The United States last month banned US companies from supplying technology to Huawei, citing security concerns. Later on, American businesses were given time until 19 August to adjust to the new restrictions.
The government will allow US companies to sell equipment to China’s Huawei if it does not pose a risk to national security, US President Donald Trump has said, leaving the door open for trade reconciliation with China and the firm in particular.
The US president made the comments after a meeting with Chinese President Xi Jinping on the sidelines of the ongoing G20 summit in Osaka, Japan.
“I like our companies selling things to others … very complex things. These are not things easy to make … our companies were very upset, but we are allowing them,” he said during a press briefing on Saturday.
“So if it is not a national security issue, we are allowing them to sell,” he added. “We are leaving Huawei towards the end. We are going to see what we go with the trade agreement.”
He declined to state outright whether Huawei would be removed from the US Commerce Department’s blacklist, but promised to “look at it very carefully”. He said the matter would not be addressed immediately since negotiations with China are still underway, adding that he would “save that [decision] for later”.
The United States suspects that Huawei, the world’s largest telecom equipment manufacturer, is helping Beijing steal commercial secrets and collect personal data – allegations both Huawei and Chinese authorities deny. The Trump administration has blocked government contractors from using Huawei gear and, in a separate development, barred the Chinese firm from buying US-made equipment, including chips.
The crackdown on Huawei came amid a yearlong trade dispute between Washington and Beijing.
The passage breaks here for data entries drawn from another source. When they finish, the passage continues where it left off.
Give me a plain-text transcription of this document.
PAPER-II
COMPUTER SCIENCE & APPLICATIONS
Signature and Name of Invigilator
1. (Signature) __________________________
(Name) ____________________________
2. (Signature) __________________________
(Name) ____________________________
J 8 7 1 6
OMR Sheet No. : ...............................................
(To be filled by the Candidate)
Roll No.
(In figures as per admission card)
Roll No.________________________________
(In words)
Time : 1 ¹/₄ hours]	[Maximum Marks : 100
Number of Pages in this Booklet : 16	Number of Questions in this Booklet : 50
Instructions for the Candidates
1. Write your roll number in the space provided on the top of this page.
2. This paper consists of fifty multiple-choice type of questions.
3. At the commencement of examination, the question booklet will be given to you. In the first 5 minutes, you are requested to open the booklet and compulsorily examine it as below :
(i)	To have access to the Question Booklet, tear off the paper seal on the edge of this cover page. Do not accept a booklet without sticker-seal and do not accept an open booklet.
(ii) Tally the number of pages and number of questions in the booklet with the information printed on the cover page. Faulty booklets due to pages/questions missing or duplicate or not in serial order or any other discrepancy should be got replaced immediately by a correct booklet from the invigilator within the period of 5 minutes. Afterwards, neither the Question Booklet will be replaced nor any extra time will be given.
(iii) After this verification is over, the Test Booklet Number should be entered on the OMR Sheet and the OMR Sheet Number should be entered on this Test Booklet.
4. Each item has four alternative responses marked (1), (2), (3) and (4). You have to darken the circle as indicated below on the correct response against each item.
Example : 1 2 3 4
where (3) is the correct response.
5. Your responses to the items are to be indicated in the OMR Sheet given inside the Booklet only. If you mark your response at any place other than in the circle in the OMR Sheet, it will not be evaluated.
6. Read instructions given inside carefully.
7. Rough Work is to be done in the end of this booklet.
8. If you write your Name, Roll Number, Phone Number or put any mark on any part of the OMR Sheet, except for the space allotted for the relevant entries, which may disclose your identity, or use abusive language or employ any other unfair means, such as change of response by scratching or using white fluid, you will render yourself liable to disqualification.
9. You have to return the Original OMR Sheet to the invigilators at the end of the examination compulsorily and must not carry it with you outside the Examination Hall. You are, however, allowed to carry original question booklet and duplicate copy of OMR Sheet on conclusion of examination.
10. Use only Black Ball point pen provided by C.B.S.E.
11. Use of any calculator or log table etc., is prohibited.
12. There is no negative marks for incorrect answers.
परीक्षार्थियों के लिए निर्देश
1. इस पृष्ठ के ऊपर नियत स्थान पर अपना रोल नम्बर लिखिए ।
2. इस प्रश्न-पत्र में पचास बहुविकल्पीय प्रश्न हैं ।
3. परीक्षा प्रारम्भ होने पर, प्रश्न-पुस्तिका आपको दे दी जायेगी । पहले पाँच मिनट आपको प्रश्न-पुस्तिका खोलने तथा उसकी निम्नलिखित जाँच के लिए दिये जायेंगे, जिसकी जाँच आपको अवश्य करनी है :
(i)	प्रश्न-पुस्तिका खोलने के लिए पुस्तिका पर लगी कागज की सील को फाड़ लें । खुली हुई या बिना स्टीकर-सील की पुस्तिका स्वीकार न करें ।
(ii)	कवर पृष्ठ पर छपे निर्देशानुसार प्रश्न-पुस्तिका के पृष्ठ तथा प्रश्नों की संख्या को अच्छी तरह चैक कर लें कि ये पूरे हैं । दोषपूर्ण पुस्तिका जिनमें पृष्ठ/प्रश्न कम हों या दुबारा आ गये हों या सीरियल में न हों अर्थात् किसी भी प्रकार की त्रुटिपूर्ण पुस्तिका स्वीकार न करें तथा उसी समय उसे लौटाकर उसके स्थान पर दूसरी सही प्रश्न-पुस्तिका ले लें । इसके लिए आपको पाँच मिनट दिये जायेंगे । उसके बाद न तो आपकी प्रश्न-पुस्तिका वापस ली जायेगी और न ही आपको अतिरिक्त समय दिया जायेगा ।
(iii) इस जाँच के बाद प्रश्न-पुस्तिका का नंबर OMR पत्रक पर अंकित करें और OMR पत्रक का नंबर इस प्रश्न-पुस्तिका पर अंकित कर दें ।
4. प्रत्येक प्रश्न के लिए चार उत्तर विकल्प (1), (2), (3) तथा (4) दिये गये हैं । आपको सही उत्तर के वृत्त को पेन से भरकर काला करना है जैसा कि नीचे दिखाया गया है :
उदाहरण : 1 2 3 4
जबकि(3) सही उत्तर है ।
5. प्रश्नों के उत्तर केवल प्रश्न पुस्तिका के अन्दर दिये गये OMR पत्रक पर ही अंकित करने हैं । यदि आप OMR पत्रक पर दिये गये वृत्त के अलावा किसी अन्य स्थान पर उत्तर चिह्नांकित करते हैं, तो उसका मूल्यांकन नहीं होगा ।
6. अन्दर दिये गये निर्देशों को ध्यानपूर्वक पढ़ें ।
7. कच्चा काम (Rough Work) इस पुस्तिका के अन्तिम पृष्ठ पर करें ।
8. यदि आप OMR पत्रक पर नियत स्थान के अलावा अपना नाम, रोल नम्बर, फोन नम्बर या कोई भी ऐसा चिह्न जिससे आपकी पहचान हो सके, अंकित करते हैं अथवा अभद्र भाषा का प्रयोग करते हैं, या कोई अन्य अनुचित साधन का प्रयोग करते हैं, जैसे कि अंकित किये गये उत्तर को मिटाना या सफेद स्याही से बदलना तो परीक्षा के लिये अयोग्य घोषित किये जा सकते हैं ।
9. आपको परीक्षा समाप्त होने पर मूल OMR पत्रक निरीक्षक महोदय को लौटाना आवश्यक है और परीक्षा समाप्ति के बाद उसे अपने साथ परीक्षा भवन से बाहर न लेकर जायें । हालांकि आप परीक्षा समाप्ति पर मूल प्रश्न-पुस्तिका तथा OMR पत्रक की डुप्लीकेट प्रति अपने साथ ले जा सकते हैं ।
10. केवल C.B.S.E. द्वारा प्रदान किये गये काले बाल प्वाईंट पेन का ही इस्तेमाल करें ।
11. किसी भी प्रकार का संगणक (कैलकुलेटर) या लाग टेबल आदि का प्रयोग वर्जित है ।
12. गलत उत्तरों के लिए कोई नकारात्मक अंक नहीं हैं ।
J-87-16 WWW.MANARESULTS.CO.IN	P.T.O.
Donald Trump, who has repeatedly accused China of unfair trading practices and intellectual property theft, has hit the country with several rounds of multi-billion import tariffs, with Beijing responding in kind.
The two superpowers are currently involved in trade talks, but Trump said following his meeting with Xi Jinping that the US wouldn’t be lifting the levies for the time being, but said he would halt the introduction of new tariffs as the two leaders pledged to continue negotiations.
He earlier said it was “possible” that Huawei could become a bargaining chip in the negotiations with Beijing. “If we made a deal, I could imagine Huawei being possibly included in some form or some part of it,” he said in May.